My lean4 code:

def f (x : Real) : Real := x
#check f
#eval f 3  -- works

noncomputable def g (x : ℝ) : ℝ := 1 / x
#check g
#eval g 3  -- fails

but the second fails although it would work for x=3. Why and how do I fix this?


compiler IR check failed at '_eval', error: unknown declaration 'g'

3 Answers 3


I was told

noncomputable means pretty much exactly “cannot eval/compile”. you can only prove things about them 5:10 so you could prove it equals 1/3 or reduce it or use tactics like normnum but no eval


In Lean, the real numbers are defined as quotients of Cauchy sequences or something like that, so they don't really have a good machine representation to compute with. In Python, math.pi is a floating point number that is approximately equal to $\pi$, but not exactly. Even 0.1 in Python isn't exactly equal to $1/10$ and that can lead to all sorts of headaches, especially in accounting software. But in Lean, you need, say, Real.pi to be the true number $\pi$, 1/3 to be the true rational $1/3$, and 0.1 to be the true decimal 1/10, so that means you can't use floating point numbers, or really any finite computable representation of the reals.

Since the definitions for the operations on the reals like division use the axiom of choice, any definition using them can't be compiled to executable code and needs to be marked noncomputable. (Why does real division use the axiom of choice? You can't programmatically decide if a real number is zero or not from its Cauchy sequence. It might be zero, or it might be just really close to zero. So one needs to use the axiom of choice to decide this.) The short answer is that you shouldn't use Real for computation in the compiler or interpreter (#eval), nor does rfl usually work for reals. But, many tactics like norm_num are really good at "symbolic computation" where they symbolically reduce the Lean expression, so you can prove say Real.pi / 2 * 2 = Real.pi with norm_num.

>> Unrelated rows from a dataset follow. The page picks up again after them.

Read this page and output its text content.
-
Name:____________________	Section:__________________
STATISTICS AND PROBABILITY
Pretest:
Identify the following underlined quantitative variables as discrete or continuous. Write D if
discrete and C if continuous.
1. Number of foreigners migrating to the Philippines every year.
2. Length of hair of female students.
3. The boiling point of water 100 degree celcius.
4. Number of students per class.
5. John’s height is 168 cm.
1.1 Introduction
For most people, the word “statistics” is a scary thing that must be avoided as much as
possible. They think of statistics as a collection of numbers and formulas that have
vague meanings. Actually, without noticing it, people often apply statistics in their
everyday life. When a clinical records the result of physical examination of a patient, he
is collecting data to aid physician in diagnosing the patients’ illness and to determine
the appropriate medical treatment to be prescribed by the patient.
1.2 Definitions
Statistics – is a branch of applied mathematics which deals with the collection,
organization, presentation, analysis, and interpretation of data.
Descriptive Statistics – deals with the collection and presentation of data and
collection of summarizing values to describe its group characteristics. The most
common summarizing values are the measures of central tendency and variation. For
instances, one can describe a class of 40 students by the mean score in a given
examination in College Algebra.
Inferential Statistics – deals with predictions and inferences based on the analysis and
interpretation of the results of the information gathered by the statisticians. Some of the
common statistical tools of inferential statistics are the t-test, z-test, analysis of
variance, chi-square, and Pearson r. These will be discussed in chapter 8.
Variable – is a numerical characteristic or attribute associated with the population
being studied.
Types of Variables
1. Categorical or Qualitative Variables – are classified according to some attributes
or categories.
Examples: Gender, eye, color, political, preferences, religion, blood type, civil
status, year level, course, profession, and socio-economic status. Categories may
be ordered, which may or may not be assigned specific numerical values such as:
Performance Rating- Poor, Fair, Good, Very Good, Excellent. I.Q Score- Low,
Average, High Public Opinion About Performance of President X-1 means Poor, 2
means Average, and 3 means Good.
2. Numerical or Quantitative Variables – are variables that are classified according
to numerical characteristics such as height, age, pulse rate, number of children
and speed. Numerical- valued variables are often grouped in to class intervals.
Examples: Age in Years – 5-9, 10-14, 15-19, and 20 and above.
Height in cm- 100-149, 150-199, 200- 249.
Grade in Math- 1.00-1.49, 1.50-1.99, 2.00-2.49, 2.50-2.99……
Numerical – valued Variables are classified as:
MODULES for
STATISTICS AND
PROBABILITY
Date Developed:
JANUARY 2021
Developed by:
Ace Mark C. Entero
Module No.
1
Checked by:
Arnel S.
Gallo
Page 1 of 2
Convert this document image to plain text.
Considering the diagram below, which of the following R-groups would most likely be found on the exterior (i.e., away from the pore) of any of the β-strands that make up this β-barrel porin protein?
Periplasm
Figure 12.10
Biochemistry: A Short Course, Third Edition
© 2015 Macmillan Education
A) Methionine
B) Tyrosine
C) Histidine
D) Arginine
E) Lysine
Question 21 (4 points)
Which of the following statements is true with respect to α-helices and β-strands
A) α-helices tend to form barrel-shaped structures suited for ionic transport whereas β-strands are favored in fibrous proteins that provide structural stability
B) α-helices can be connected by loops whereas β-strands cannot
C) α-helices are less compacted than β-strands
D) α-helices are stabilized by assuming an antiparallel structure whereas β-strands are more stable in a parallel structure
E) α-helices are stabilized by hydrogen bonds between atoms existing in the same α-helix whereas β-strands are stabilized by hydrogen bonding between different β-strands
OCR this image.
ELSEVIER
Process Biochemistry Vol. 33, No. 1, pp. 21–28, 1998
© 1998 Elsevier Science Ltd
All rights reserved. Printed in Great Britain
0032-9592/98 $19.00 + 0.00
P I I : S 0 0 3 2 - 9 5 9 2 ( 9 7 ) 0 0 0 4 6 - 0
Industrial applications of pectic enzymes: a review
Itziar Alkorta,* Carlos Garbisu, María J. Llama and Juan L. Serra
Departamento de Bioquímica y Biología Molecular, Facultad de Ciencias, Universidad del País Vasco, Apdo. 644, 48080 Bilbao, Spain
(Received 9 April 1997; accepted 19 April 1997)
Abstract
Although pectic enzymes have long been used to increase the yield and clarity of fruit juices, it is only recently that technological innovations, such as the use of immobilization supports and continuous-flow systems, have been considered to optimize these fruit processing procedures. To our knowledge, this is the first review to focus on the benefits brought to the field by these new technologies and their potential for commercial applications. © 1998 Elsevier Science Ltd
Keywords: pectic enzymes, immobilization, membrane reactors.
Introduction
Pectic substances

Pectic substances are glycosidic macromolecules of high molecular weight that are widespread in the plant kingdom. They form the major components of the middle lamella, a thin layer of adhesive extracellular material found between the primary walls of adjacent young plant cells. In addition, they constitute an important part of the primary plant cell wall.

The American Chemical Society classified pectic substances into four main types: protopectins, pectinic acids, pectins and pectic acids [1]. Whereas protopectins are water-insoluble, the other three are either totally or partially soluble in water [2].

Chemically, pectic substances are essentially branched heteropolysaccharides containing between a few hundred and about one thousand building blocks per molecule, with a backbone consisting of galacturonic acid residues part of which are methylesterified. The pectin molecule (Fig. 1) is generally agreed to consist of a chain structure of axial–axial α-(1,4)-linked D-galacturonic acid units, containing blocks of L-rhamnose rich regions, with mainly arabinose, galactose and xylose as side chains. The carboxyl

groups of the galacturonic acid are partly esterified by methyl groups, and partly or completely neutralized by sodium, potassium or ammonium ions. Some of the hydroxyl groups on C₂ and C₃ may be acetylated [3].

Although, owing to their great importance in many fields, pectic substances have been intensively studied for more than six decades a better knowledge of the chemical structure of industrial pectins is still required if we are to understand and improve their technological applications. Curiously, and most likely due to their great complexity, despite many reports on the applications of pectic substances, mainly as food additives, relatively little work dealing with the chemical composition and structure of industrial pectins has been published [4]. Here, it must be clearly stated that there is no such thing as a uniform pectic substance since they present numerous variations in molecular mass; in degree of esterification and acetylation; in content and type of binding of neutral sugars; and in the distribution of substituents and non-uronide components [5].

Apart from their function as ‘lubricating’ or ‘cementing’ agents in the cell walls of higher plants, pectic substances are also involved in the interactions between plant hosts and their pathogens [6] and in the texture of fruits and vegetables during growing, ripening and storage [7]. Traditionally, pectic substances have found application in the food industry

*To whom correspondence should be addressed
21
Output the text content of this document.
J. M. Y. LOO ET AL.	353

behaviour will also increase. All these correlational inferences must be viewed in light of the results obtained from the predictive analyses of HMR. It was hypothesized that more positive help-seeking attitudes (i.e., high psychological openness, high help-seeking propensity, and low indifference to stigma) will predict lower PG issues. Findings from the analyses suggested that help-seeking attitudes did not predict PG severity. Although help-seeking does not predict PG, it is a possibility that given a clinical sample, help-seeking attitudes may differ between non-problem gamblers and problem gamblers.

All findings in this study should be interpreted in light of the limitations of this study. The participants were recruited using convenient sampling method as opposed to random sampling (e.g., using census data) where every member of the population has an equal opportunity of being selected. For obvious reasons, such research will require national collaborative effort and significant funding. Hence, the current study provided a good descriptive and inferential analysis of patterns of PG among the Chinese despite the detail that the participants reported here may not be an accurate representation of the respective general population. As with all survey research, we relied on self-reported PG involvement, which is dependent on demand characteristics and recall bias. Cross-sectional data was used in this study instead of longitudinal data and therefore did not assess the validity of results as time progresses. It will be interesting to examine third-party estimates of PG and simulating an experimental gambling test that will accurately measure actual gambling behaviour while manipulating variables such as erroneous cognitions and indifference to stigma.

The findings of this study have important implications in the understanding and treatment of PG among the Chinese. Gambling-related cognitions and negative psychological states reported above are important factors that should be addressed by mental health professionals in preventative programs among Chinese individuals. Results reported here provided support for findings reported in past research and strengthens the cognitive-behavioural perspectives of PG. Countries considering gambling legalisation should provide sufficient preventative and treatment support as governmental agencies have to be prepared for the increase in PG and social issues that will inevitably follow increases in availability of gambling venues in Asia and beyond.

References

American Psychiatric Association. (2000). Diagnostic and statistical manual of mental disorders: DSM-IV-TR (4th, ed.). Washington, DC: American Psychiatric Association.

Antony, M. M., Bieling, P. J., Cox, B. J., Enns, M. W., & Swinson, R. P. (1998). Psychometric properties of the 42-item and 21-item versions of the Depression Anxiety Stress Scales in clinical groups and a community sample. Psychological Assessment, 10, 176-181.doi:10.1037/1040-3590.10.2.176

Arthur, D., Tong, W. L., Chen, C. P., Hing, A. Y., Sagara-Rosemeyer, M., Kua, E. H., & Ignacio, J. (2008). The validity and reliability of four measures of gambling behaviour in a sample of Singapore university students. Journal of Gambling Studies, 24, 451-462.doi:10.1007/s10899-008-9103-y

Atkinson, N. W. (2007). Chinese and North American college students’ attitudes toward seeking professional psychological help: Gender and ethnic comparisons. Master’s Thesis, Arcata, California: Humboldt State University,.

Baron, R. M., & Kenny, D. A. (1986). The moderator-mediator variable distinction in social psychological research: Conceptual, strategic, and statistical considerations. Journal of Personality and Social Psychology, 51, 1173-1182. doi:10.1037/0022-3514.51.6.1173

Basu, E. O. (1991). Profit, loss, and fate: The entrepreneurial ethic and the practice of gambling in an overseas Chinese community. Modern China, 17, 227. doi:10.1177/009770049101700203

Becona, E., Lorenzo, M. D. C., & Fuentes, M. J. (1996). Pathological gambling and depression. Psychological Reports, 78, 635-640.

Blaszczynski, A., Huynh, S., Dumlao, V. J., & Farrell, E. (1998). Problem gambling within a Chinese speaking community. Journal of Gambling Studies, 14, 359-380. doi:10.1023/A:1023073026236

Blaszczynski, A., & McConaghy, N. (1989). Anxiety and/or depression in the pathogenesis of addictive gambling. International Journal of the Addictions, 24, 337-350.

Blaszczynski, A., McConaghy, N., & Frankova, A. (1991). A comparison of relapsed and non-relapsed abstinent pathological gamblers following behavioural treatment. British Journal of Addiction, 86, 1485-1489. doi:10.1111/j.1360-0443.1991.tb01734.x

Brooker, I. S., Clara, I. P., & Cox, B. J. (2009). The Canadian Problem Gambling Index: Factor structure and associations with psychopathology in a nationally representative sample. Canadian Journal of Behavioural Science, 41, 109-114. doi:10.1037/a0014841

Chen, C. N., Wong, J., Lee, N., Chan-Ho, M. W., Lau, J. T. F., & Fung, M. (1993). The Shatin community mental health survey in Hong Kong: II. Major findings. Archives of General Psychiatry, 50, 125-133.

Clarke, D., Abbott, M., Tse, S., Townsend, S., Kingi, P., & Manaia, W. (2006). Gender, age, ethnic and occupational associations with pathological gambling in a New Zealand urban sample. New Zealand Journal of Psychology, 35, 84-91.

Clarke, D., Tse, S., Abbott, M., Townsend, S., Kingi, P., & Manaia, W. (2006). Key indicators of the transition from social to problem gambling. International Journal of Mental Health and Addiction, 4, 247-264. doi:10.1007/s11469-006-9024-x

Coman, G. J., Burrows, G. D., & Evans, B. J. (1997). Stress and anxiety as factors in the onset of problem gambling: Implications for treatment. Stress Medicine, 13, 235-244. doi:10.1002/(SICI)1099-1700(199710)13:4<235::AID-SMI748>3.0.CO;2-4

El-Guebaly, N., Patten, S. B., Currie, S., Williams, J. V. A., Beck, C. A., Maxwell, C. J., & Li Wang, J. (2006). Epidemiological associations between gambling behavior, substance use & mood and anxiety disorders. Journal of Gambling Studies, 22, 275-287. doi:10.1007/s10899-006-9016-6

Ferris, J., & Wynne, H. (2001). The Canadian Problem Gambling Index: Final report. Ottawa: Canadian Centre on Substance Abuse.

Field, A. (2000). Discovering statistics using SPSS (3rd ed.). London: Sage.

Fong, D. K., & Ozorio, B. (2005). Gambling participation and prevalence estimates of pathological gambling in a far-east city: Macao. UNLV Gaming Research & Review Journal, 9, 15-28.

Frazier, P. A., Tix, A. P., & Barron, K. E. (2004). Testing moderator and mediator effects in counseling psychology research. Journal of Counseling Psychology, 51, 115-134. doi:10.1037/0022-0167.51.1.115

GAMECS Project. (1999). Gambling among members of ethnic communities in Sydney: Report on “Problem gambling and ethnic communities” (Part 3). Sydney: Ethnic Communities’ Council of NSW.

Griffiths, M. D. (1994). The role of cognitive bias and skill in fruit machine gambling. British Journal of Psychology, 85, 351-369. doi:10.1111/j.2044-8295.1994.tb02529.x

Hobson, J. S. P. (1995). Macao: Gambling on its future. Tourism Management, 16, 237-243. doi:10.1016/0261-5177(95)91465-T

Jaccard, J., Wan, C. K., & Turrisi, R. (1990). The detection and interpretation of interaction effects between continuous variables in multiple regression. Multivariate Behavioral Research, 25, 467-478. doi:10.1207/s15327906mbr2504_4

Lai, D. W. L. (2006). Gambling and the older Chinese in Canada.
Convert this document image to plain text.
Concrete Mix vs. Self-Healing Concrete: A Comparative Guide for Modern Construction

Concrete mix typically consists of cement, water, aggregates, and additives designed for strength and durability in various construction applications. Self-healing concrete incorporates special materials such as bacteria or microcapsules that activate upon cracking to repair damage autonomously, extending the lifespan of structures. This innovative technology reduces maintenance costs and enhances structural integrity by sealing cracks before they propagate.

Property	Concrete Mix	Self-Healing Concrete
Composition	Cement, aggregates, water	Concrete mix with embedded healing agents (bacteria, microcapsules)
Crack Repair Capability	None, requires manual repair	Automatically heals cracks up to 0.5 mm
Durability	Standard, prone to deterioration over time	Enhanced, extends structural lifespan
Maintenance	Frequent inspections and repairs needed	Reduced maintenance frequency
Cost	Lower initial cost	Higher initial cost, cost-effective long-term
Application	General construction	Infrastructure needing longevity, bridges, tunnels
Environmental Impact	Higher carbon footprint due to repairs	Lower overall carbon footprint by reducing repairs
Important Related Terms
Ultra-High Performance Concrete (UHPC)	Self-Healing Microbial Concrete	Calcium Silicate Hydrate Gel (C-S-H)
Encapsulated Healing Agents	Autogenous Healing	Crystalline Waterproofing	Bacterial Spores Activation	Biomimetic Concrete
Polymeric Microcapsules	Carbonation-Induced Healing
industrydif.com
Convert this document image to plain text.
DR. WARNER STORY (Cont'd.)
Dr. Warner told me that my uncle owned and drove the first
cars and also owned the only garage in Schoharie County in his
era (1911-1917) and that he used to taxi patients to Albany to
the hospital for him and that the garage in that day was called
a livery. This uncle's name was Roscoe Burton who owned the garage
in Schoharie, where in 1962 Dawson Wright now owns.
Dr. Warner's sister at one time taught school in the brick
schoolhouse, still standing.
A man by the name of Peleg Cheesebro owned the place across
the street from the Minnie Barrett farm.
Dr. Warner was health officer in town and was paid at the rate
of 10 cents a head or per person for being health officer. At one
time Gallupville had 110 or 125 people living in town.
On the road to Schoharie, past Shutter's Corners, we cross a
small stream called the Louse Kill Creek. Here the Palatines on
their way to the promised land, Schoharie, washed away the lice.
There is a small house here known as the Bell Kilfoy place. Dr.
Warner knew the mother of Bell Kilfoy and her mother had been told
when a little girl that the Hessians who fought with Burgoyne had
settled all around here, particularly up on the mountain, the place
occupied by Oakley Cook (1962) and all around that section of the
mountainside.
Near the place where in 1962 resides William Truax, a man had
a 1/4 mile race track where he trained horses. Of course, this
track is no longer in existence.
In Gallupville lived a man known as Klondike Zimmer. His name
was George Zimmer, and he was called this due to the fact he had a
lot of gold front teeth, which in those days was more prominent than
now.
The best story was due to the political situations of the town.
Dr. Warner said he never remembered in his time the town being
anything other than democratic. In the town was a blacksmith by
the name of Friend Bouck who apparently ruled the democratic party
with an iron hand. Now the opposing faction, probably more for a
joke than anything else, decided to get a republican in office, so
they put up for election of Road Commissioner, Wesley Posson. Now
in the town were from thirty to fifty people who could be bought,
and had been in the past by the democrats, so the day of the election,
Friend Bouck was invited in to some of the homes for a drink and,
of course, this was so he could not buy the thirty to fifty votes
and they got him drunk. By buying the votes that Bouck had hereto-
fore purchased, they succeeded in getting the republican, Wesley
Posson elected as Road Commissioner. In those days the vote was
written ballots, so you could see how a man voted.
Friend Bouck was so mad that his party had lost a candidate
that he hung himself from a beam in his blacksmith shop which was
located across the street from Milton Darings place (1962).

I'm a bit surprised at the error message you are getting. The error message in Lean 4.6.0 is a bit better now:

failed to compile definition, consider marking it as 'noncomputable' because it depends on 'g', and it does not have executable code

It still doesn't say that #eval isn't working since your definition is non-computable, but it suggests non-computability is a concern. What it is sort of saying is that it can't compile the code you are trying to evaluate.

Also, I'm a bit surprised that your #eval f 3 works. It gives the same output as #eval (3 : Real), but as you can see the "output" is an infinite Cauchy sequence, so not really something useful for computation.

Real.ofCauchy (sorry /- 3, 3, 3, 3, 3, 3, 3, 3, 3, 3, ... -/)

The answer is that it can't be fixed, since equality of real numbers is not decidable. A Cauchy sequence which does not converge to 0 has (in Lean) a simple definition of the inverse, which is to apply the inverse pointwise to each term in the Cauchy sequence. Because the reciprocal is continuous at all points other than 0, this will work for such points. It also doesn't take much to see that this preserves equivalence under the quotient. However, consider the sequence $a_n = \frac{(-1)^n}{n}$. This sequence is Cauchy, and it converges to 0, but applying the reciprocal to each term in the sequence gives a sequence which diverges. However, there's no way to compute whether any arbitrary Cauchy sequence converges to 0, and so no way to actually compute this function. The first example works because of how Lean treats quotients and definitional equality - the result of the function is definitionally equal to the real number 3. I'm not sure if this would also work for addition, subtraction, etc. on real numbers, which are also computable functions.